Потянув за гайтан, достал он массивный бронзовый крест. Стоящий отшатнулся, толстый застонал, молодой застрочил в блокноте.
— Между прочим, академик слышал голоса. И лампадку зажигал.
— Это подлая клевета! — завизжал стоящий, размахивая папкой. — Он был атеист! А вы лжец! Вы мракобес! Вы клеветник! Ваша картина не имеет права на существование!
— Кто финансирует ваш фильм? — спросил толстяк. — Кажется, картина немыслимо дорогая? Вы не боитесь аудиторской проверки?
— Он ничего не боится! — звенел фальцет. — Вы разве не видите? Вы думаете, на вас управы найти нельзя?

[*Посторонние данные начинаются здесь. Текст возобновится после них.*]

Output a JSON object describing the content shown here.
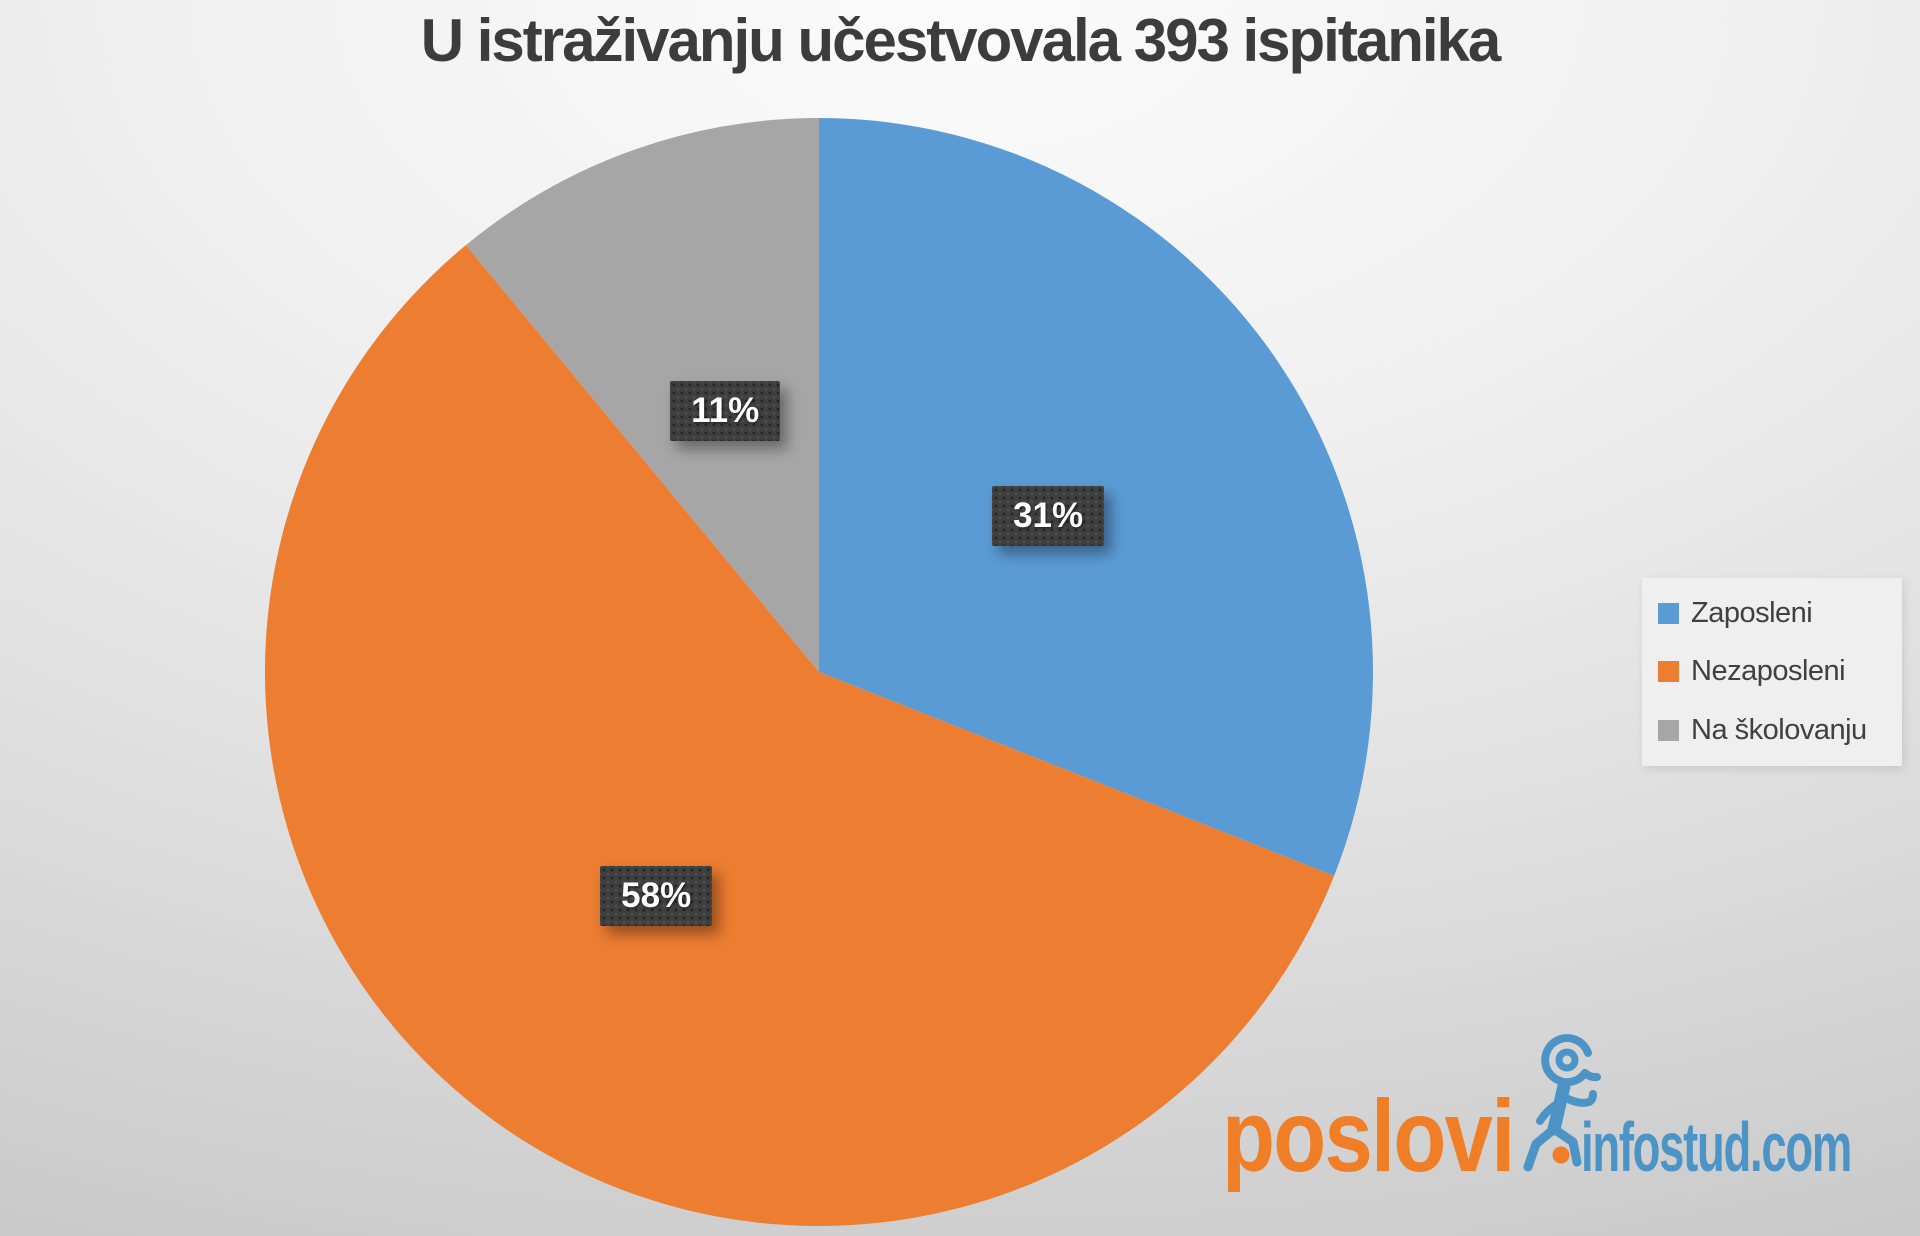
{
  "title": "U istraživanju učestvovala 393 ispitanika",
  "legend": {
    "items": [
      {
        "label": "Zaposleni",
        "color": "#5B9BD5"
      },
      {
        "label": "Nezaposleni",
        "color": "#ED7D31"
      },
      {
        "label": "Na školovanju",
        "color": "#A6A6A6"
      }
    ]
  },
  "logo": {
    "brand": "poslovi",
    "site": "infostud.com",
    "brand_color": "#F07E26",
    "site_color": "#4D94C6"
  },
  "chart_data": {
    "type": "pie",
    "title": "U istraživanju učestvovala 393 ispitanika",
    "sample_size": 393,
    "categories": [
      "Zaposleni",
      "Nezaposleni",
      "Na školovanju"
    ],
    "values": [
      31,
      58,
      11
    ],
    "unit": "%",
    "data_labels": [
      "31%",
      "58%",
      "11%"
    ],
    "colors": [
      "#5B9BD5",
      "#ED7D31",
      "#A6A6A6"
    ],
    "start_angle_deg": 0,
    "direction": "clockwise",
    "legend_position": "right",
    "label_box_color": "#3F3F3F",
    "label_text_color": "#FFFFFF"
  }
}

Да можно, можно, вам ваши заокеанские спонсоры не помогут, если к вам придут с обыском и найдут у вас наркотики, а найдут, ежели надо будет! Вы спекулянт! Вы спекулируете на модных разоблачениях! Вы бросаете тень на великого человека! Вы не патриот! Вы — сукин сын, Савельев, и ваше барахлянское кино... Ты что это о себе вообразил, шпана киношная? Да тебя в порошок стереть — плевое дело!
— Катриона! — рявкнул режиссер.
И вышли всё из тех же кустов сирени Катриона с тремя парнишками, все с собачками на длинных поводках: немецкая овчарка, ротвейлер, боксер, громадная черная неведомой породы.
— Ату! Чужой! — вскричала Катриона.
Собаки заметались, залаяли в голос, у боксера вокруг пасти выступила пена. Ребятки накинули поводки на стволы ближайших сосен, петлей захлестнули. — Чужой!
Молодой вскочил, отступил к сидящему, тот, пыхтя и кряхтя, поднялся со стула, кричавший фальцетом смолк, впрочем, и говорить, и слушать из-за собачьего гвалта было затруднительно.
— Ну вот что, — заорал Савельев, в свою очередь вставая и сдвигая на нос кепочку. — Я от вас устал! Утомился! Вы меня достали! Валите отсюда, отморозки! Иначе мои молодые друзья собачек-то на вас спустят. И чтобы больше я вас не видел! И не слышал!
— Вам это даром не пройдет, — сказал стоявший, ретируясь.
— Вы еще не поняли, с кем имеете дело, — добавил толстяк, едва поспевая за ним.
— Думаешь, ты умней всех, козел? — выкрикнул младший, звякая щеколдой калитки.
Спущенные собачки метались вдоль ограды, лаяли в четыре пасти наперебой.
— Хороший забор, высокий, — сказал конопатый, рыжий хозяин ротвейлера Катрионе. — Через наш перескакивает запросто. Вчера опять велосипедиста покусал. Папашка зелененькими откупался. Одно разорение. Ну, всё, всё, фу, сидеть, рыло-то подыми, намордник надену на набалдашник.
ГЛАВА 40.
ВИСЕЛЬНИК
Вода жила своей жизнью, о которой никто не знал.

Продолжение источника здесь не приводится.